A praia guarda as marcas da violenta ressaca que, no dia 28 de abril, castigou o litoral e derrubou novos trechos da orla de Piratininga — que já tinha partes destruídas desde 2011. A restinga e pedaços inteiros do calçadão foram levados e estão interditados deste então, obrigando quem passa por ali a dividir a rua com os automóveis. Um quiosque também teve a estrutura danificada e permanece fechado.

Presidente do Conselho Conselho Comunitário da Região Oceânica, Gonzalo Peres concorda com a necessidade de se refazer o projeto, tendo em vista os últimos estragos provocados pelas ondas.

— Até porque ele foi feito antes do último dano ao calçadão De qualquer forma, insistimos que o calçadão deveria ser recuado, para evitar novos prejuízos. Já avançamos demais sobre a restinga e a areia — avalia.

Morador do bairro, Gabriel Tavares lamenta que a questão se arraste por tantos anos sem uma solução.

— Não só pelo aspecto visual, mas também porque prejudica o cotidiano das pessoas. Quem corre no calçadão evita vir até aqui.
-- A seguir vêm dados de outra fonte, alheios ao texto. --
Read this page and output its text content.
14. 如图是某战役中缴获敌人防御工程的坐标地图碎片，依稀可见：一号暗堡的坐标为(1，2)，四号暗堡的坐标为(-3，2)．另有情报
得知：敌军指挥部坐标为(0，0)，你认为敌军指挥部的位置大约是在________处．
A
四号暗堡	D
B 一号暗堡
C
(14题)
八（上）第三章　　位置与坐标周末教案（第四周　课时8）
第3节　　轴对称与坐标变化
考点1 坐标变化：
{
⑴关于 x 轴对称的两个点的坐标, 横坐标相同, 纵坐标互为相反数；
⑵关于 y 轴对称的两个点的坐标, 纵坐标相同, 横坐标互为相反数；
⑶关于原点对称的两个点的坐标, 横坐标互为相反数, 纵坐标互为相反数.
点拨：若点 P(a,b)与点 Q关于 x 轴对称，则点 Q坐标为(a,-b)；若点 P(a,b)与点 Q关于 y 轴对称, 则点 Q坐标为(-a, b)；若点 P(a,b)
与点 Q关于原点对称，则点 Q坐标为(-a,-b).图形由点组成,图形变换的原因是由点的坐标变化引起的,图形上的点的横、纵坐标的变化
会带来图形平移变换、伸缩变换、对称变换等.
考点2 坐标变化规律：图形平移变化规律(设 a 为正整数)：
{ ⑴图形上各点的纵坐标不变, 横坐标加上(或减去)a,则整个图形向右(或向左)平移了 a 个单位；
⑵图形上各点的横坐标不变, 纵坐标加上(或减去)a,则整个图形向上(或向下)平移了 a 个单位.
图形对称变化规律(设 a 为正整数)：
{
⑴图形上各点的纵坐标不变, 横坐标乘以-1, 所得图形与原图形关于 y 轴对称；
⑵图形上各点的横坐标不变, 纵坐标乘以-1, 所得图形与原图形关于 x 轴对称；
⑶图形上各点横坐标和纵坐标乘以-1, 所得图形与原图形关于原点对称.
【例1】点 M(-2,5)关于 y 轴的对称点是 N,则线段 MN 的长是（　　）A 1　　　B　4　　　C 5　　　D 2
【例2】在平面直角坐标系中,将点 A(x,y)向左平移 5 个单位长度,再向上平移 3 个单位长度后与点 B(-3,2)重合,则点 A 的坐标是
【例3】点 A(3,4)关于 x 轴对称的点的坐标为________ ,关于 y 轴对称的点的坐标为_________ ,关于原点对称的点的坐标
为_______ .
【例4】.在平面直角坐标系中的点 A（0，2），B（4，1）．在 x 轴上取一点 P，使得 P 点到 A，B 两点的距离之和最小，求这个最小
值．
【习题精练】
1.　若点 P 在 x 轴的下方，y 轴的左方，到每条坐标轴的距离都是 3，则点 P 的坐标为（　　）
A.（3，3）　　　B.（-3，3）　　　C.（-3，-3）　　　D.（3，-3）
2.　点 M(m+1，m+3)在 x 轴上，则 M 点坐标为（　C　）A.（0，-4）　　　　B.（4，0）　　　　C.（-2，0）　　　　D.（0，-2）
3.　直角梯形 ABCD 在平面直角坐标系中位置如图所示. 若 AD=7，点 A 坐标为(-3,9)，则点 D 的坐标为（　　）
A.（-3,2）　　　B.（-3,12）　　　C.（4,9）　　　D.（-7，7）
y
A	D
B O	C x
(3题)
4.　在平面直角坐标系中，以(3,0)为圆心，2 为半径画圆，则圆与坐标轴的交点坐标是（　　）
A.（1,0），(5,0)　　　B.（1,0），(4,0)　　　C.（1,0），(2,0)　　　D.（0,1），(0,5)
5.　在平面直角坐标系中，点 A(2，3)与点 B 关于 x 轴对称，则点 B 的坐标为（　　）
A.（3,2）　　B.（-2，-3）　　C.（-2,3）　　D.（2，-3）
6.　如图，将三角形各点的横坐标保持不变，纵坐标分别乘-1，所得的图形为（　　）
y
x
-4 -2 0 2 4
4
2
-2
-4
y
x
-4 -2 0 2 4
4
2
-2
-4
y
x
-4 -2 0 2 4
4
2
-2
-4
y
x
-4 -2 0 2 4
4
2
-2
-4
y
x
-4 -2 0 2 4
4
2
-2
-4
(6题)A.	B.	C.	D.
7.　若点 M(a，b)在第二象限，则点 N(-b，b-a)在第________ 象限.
Quem traz o filho pra andar de bicicleta também. Acaba diminuindo o movimento na praia — opina Tavares.

Ruínas. Quiosque cuja estrutura cedeu, num dos trechos mais atingidos – Paulo Nicolella / Agência O Globo
A solução apresentada em abril pela Empresa Municipal de Moradia, Urbanização e Saneamento (Emusa) para acabar com os problemas provocados pelas ressacas foi a construção de uma barreira de concreto em forma de escada, semelhante ao da orla do Leblon, cujo formato seria eficiente para dissipar a energia das ondas. O muro seria feito ao longo de 1,6 quilômetro da praia, a partir da altura do antigo toboáqua, e compreenderia cinco quarteirões. Para diminuir o custo da obra, a prefeitura informou que a construção utilizaria pedras retiradas da escavação do túnel Charitas-Cafubá. A obra foi orçada em R$ 9 milhões.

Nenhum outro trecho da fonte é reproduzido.